Man involved in transfer of stolen $4.4m cleared of money-laundering but remains jailed 5 years

SINGAPORE – A man involved in “one of the most successful electronic bank heists” Singapore has seen, was on Thursday (Nov 21) acquitted of three money-laundering charges by the High Court.

Ambrose Dionysius was cleared in light of a recent Court of Appeal ruling regarding the anti-money laundering law he was charged with breaking.

He was charged on three counts under Section 47(1) of the Corruption, Drug Trafficking and Other Serious Crimes (Confiscation of Benefits) Act, or CDSA.

This provision, however, cannot apply to someone who launders the proceeds of another person’s crime, the court ruled in a separate case in July.

The 62-year-old remains convicted of six other charges.

His overall sentence of five years’ jail was not affected, as the terms for the three charges had been ordered to run concurrently with the others.

High Court judge Chan Seng Onn said the sentence was not manifestly excessive, given the huge amount involved.

Dionysius was the sales director of a dormant Singapore firm, Hayashi Construction and Engineering, that received $4.4 million in stolen funds in 2013.

In July that year, employees at the RBC Royal Bank (Trinidad and Tobago) were duped into wiring a client’s money, in two transactions, to Hayashi’s bank account in Singapore.

The transfers were made after unidentified fraudsters sent e-mails to RBC from an internet domain that was very similar to that of its client, the National Insurance Property Development Company (Nipdec).

Genuine e-mails from the client have the domain “”, while the ones RBC received ended with “”.

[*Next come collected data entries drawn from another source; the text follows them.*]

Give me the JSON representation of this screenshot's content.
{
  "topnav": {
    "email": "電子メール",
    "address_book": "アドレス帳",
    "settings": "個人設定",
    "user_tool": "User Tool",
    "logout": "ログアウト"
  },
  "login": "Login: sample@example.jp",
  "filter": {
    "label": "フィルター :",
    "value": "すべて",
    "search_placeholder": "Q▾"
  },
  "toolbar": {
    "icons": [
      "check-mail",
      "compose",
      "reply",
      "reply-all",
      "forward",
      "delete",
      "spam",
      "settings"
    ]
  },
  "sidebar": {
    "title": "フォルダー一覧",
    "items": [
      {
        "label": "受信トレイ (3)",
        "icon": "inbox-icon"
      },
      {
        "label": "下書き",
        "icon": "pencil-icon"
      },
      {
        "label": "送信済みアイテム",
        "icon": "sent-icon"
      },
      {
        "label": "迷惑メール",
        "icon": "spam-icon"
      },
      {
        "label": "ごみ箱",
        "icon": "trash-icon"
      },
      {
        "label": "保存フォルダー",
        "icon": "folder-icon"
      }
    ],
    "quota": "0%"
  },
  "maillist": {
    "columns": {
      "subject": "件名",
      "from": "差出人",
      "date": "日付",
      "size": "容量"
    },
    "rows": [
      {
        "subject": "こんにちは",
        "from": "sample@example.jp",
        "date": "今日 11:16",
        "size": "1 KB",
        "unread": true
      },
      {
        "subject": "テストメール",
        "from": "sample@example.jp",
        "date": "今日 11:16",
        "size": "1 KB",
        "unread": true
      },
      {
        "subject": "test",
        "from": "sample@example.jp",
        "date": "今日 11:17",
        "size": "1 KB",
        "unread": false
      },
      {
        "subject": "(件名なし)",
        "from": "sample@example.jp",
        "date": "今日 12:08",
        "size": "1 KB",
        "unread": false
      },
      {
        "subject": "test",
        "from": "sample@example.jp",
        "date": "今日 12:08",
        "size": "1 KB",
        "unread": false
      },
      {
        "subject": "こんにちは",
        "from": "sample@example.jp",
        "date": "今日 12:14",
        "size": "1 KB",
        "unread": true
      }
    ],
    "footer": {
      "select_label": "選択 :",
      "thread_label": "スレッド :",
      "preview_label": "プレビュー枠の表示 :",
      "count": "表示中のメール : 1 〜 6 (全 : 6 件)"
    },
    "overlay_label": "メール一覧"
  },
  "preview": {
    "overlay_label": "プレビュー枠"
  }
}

After receiving the first sum of $1.1 million, Dionysius withdrew $985,217 and passed this in cash to a Wendy Song in Malaysia.

A few days later, a second transfer of $3.3 million was made, but the Commercial Affairs Department moved in before this is sum could be withdrawn.

Dionysius was charged with three counts of money laundering for moving the money from Singapore to Malaysia, four counts of receiving stolen property and two counts of failing to report moving more than $30,000 in cash out of Singapore.

He was found guilty and sentenced to five years’ jail by a district court in November 2017. He appealed against conviction and sentence.

At his appeal on Thursday, Deputy Public Prosecutor Leong Weng Tat conceded that the three money laundering charges “can no longer be sustained”.

In July, the Court of Appeal ruled that someone who launders the proceeds of another person’s crime cannot be charged under Section 47(1) of the CDSA.

The ruling came in the case of Osborn Yap, who received US$420,000 from a bank account in Bermuda in May 2013.

The court noted that Section 47(1) is targeted at someone who launders the benefits of his own crime, while Section 47(2) is targeted at someone who launders the benefits of another person’s crime.

In Yap’s case, the apex court did not convict him under Section 47(2) because the prosecution failed to prove that a crime had been committed overseas.

The CDSA was amended in 2014, allowing prosecutors to produce a wider range of evidence to prove that a crime had been committed overseas.